Check my thinking


#1

I have dialysis down the road and have been doing a lot of research. We live on a hill with the dialysis center downhill and 10 miles away. In case of bad weather or traffic I could not be sure of making any kind of scheduled appointment. Also, if the power should go out I would have a problem. I see PD as my solution because, as I understand it, no electricity is involved, just gravity. A machine to take me through the night would be an option, not a requirement, as I understand it. Am I thinking correctly?


#2

It’s terrific that you are thinking about what will fit your life and circumstances best, Bob. You make a good case that manual PD may make sense, given your location on a hill. PD tends to be a good first dialysis option anyway, because it is easy to learn, easy to do, and gentle.

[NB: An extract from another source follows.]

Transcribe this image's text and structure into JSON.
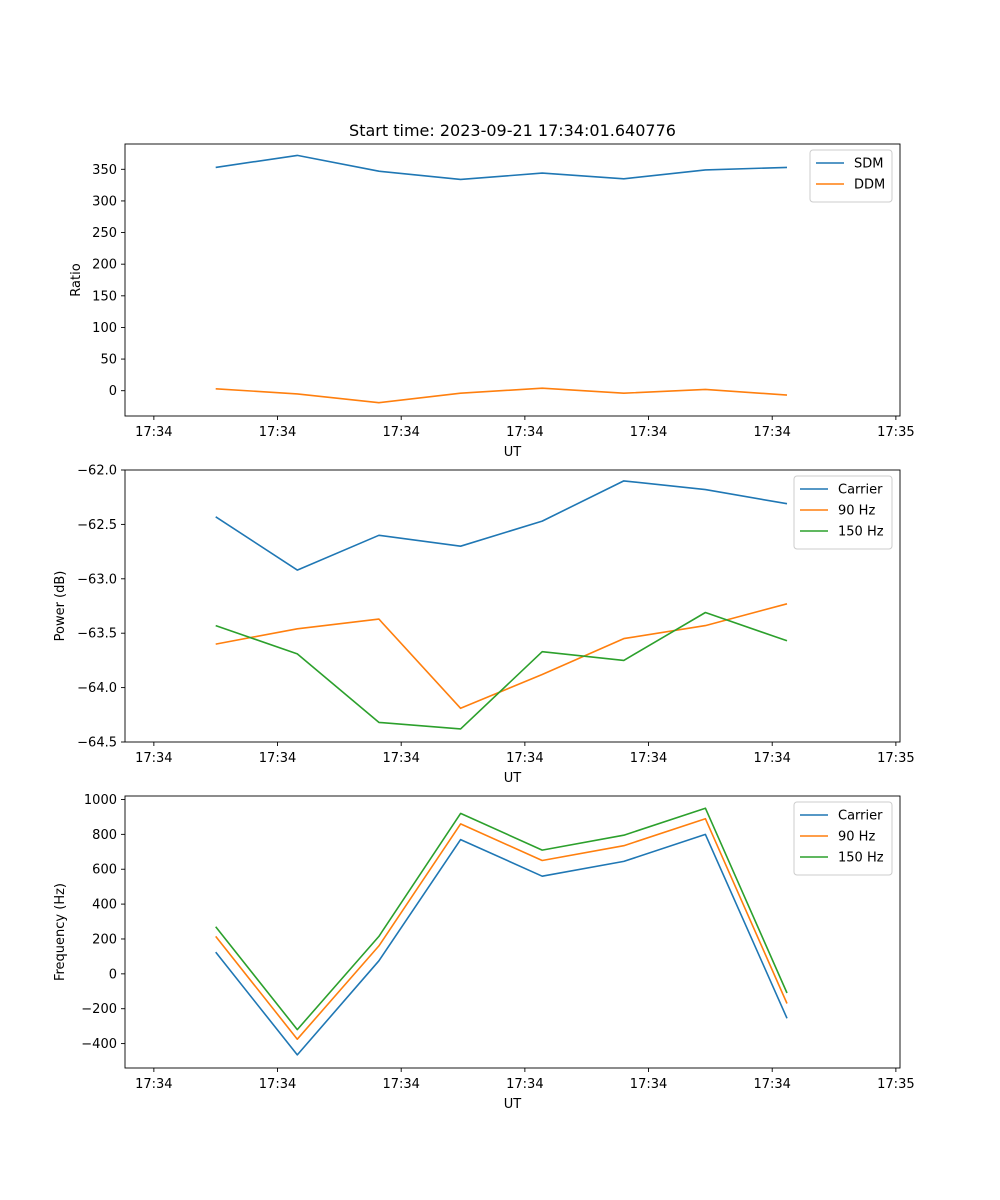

Our My Life, My Dialysis Choice decision aid may give you a bit more insight as well: http://www.mydialysischoice.org. What remains to be seen is whether you are physically a good candidate for PD, which your nephrologist can advise you about. And, you will need to have space to store the supplies, which seem to take up perhaps 60 cubic feet of space.


#3

May I ask what makes a good candidate for PD? Thanks.


#4

Ideally not having significant surgeries that would lead to things called “adhesions” could limit the effectivenes of PD - though it is not totally a contraindication to be on PD. Also having a home or apartment with room to store supplies helps. Otherwise its motivation and desire to be at home which makes a great candidate for PD.


#5

The MATCH-D tool provides information about candidacy for HD and PD. You can download the two tools here. https://homedialysis.org/match-d


#6

Not sure why anyone would pick manual PD AT ALL! It takes your life over, it’s a horrible pain in the arse. If you’re going to do PD at home get on the machine and only use manual when absolutely necessary. Wait until you go through the training, you will see what I mean.